Alexandra Runswick: Yes, we can certainly do that.

Chair: Brilliant. Andy, some of the stuff you were going to ask has perhaps been covered, but do you want to come in?

Andy Carter: To be honest, it has been covered and I do not want to take more time unnecessarily.

Chair: Okay. Well, in which case, Hannah and in particular Alex, despite your IT problems, we are enormously grateful to you. This has been really interesting. It has been a very good hour and a quarter, which is beyond the call of duty.

Sir Bernard Jenkin: Can I just ask one more question about the role of the Commissioner?

Chair: Okay, Bernard.

Q131       Sir Bernard Jenkin: At the moment, the Commissioner investigates and we have a system where the Commissioner might have a private word with somebody to give them some advice, and there is obviously an induction process. If the final adjudication is moved to some independent body, is there a different role for the Commissioner, or what kind of role could they play, in promoting the right kinds of conversations about better attitudes and better standards of behaviour?

Chair: Hannah and then Alex, you have one final pitch.

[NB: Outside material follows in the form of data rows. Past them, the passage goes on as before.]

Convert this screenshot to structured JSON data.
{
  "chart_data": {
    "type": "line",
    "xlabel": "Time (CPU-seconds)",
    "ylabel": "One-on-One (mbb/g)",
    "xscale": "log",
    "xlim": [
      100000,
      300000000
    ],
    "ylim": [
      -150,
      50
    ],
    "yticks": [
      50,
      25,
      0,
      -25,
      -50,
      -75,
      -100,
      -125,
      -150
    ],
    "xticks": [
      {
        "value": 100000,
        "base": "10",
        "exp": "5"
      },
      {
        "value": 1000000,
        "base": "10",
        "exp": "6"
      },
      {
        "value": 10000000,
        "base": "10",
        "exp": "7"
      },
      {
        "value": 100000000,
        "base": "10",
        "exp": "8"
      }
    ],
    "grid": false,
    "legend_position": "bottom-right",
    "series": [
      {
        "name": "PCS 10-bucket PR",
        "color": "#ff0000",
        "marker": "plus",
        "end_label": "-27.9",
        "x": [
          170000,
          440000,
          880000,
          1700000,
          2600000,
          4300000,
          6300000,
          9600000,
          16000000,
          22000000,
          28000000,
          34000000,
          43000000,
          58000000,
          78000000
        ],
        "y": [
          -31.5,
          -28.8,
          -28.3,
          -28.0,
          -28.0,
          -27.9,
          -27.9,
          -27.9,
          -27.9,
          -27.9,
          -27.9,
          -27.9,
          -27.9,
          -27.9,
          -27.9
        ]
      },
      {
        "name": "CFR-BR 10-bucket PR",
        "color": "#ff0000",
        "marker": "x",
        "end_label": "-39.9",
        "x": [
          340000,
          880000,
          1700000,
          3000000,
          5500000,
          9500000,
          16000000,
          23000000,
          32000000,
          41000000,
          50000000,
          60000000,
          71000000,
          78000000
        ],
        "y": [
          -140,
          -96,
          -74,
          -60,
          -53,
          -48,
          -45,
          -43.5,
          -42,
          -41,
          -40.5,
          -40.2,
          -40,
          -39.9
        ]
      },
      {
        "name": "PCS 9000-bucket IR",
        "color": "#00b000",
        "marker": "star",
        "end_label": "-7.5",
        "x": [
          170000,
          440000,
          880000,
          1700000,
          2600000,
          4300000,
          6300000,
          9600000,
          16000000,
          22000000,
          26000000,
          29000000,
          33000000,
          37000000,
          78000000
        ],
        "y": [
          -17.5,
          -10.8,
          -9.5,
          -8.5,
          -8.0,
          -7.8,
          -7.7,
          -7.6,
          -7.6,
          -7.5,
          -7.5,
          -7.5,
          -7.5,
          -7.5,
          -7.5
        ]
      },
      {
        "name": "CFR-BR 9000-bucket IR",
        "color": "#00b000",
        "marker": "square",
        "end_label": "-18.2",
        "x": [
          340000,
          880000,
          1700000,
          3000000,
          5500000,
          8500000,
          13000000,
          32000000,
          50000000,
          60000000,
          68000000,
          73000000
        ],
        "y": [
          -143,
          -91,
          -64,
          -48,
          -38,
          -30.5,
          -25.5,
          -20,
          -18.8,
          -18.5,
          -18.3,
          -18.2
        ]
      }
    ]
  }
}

Dr White: I do not think I would envisage that changing significantly. I think that the rectification process is really important and you would still have a system whereby the PCS was investigating and potentially there are a range of sanctions where she would still determine and apply those.

Q132       Sir Bernard Jenkin: Okay, but what about the other half of the activity that we want the system to promote, which is getting the right conversations going and improving the understanding of what values, attitudes and behaviours we want people to adopt?

Dr White: There could be a really important role for the PCS in that, but I think her office is too small and she is too busy to do that right now. I think she would be very well equipped to do that and to think with your Committee about how to achieve that, but at the moment I think her workload is too onerous to allow that side of the work to really be developed.

Chair: Alex, do you want to come back?

Alexandra Runswick: No, I don’t have anything to add to that.

Chair: Okay. I will try again: can I say an enormous thank you to Hannah and to Alex again? It has been invaluable and I think all of us on the Committee would quite like to be bold, radical and ambitious—in a good sense. I see Andy Carter smiling at that ambitious line, so he has obviously got his eye on something. But seriously, we are very grateful. Thank you very much.